Cuando una hermana de mi abuela le escribía desde Buenos Aires, yo recortaba y guardaba aquellos sellos tan llamativos, que reproducían avenidas inmensas y parques bien cuidados. Y siempre me quedó la imagen infantil de una gran ciudad, con una belleza especial. Ayudaba a reforzar esta idea el hecho de escuchar a emigrantes del pueblo que les había ido bien allá, y contaban acá las excelencias de la capital argentina. Acabo de pasar unos días en Buenos Aires y comprobé que lo imaginado no estaba tan lejos de la realidad. Me encontré con una ciudad moderna, pero con un agradable sabor clásico, de años atrás; como si viviese en el futuro, pero con la nostalgia del pasado. Con calles céntricas enormes y casas señoriales de piedra noble, con palacetes muy cuidados, hoy hoteles o restaurantes de lujo. Argentina firmó el tratado de independencia de España en 1810, y desde ese momento le vuelve la espalda a la metrópoli y a todo lo que suene a español. Y pone los ojos en Francia, por lo que serán arquitectos franceses quienes diseñen el centro de la ciudad y sus barrios más nobles. Argentina llegó a ser la quinta nación más rica del mundo y Buenos Aires experimentará un enorme crecimiento. Lo hizo con gusto y con ese acierto urbanístico tan propio de los franceses. Por algo la capital era conocida como el París de Latinoamérica. En una ciudad tan elegante y afrancesada no tenían cabida las construcciones coloniales. De la época española solo queda El Cabildo, enfrente de la Casa Rosada. Pobre reliquia para proeza tan grande?

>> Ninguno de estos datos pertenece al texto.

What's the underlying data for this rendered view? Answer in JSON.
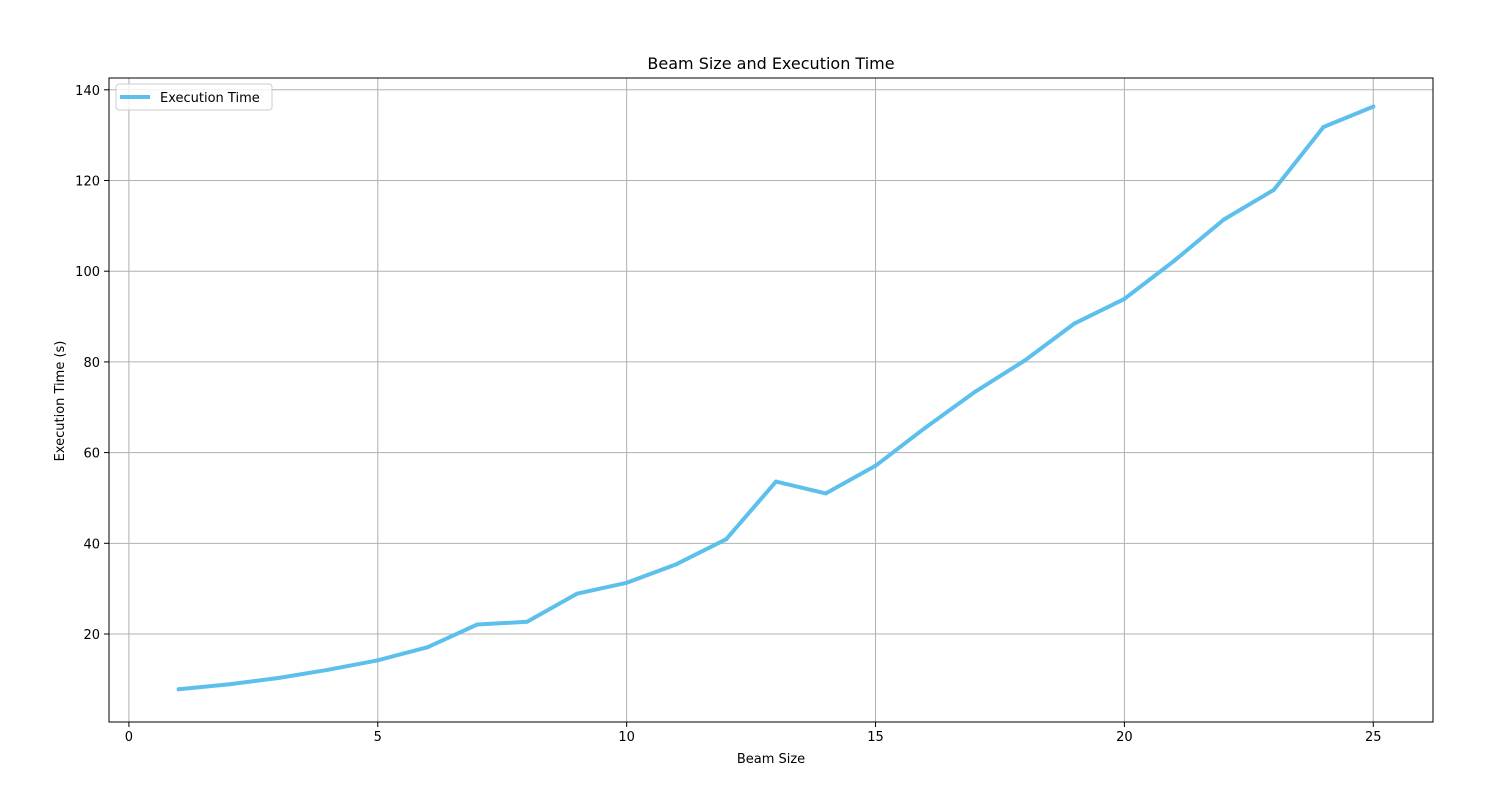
{
  "chart_data": {
    "type": "line",
    "title": "Beam Size and Execution Time",
    "xlabel": "Beam Size",
    "ylabel": "Execution Time (s)",
    "xlim": [
      -0.4,
      26.2
    ],
    "ylim": [
      0.6,
      142.6
    ],
    "xticks": [
      0,
      5,
      10,
      15,
      20,
      25
    ],
    "yticks": [
      20,
      40,
      60,
      80,
      100,
      120,
      140
    ],
    "grid": true,
    "legend_position": "top-left",
    "series": [
      {
        "name": "Execution Time",
        "color": "#5dc0ec",
        "x": [
          1,
          2,
          3,
          4,
          5,
          6,
          7,
          8,
          9,
          10,
          11,
          12,
          13,
          14,
          15,
          16,
          17,
          18,
          19,
          20,
          21,
          22,
          23,
          24,
          25
        ],
        "y": [
          7.8,
          8.9,
          10.3,
          12.1,
          14.2,
          17.1,
          22.1,
          22.7,
          28.9,
          31.3,
          35.4,
          40.9,
          53.6,
          51.0,
          57.1,
          65.5,
          73.4,
          80.3,
          88.5,
          93.9,
          102.3,
          111.4,
          117.9,
          131.8,
          136.3
        ]
      }
    ]
  }
}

Pero al margen de esto, me encontré con una ciudad viva, llena de gente, una gran mayoría joven, que inunda las calles, dinámica, que no para de hablar y ¡lo bien que hablan! Eso de sujeto, verbo y complementos que aquí explicamos en los institutos con muy poco éxito, resulta que lo dominan allí los «infantes de primaria», en su propio lenguaje. Los de secundaria, ya añaden epítetos y adverbios con la soltura de hombres de letras. La Universidad estatal es gratuita para todo aquel que supere el examen de acceso. Y eso se nota. El Gobierno de Cristina Kirchner tiene mucho de populismo y cosas incomprensibles (cuando ella habla en un acto público, todas las cadenas de televisión con subvenciones públicas tienen que transmitirlo), pero también hay que apuntarle avances sociales como este de la gratuidad universitaria o como la aportación básica a todo aquel que no tenga trabajo: unos 80 euros mensuales, que en algo ayudan, sobre todo cuando en una familia hay varios parados.

Y algo me sorprendió gratísimamente en Buenos Aires: el gran número de teatros, cines y librerías. Solo en la calle Corrientes, que aún guarda el recuerdo del tango de Gardel, hay más de una docena de teatros, otros tantos cines y no menos librerías. Pero lo curioso no es el número de locales, sino la cantidad de gente que acude a ellos. La librería El Ateneo es la segunda mejor del mundo: un antiguo teatro, con sus palcos llenos de estanterías de libros y butacas para curiosearlos, con una cafetería donde se puede leer; con un apartado para niños que, mientras sus padres compran o andan entre libros, ellos leen cuentos infantiles que tienen a su disposición. ¡Esa sí que es una manera eficaz de hacer lectores para el futuro!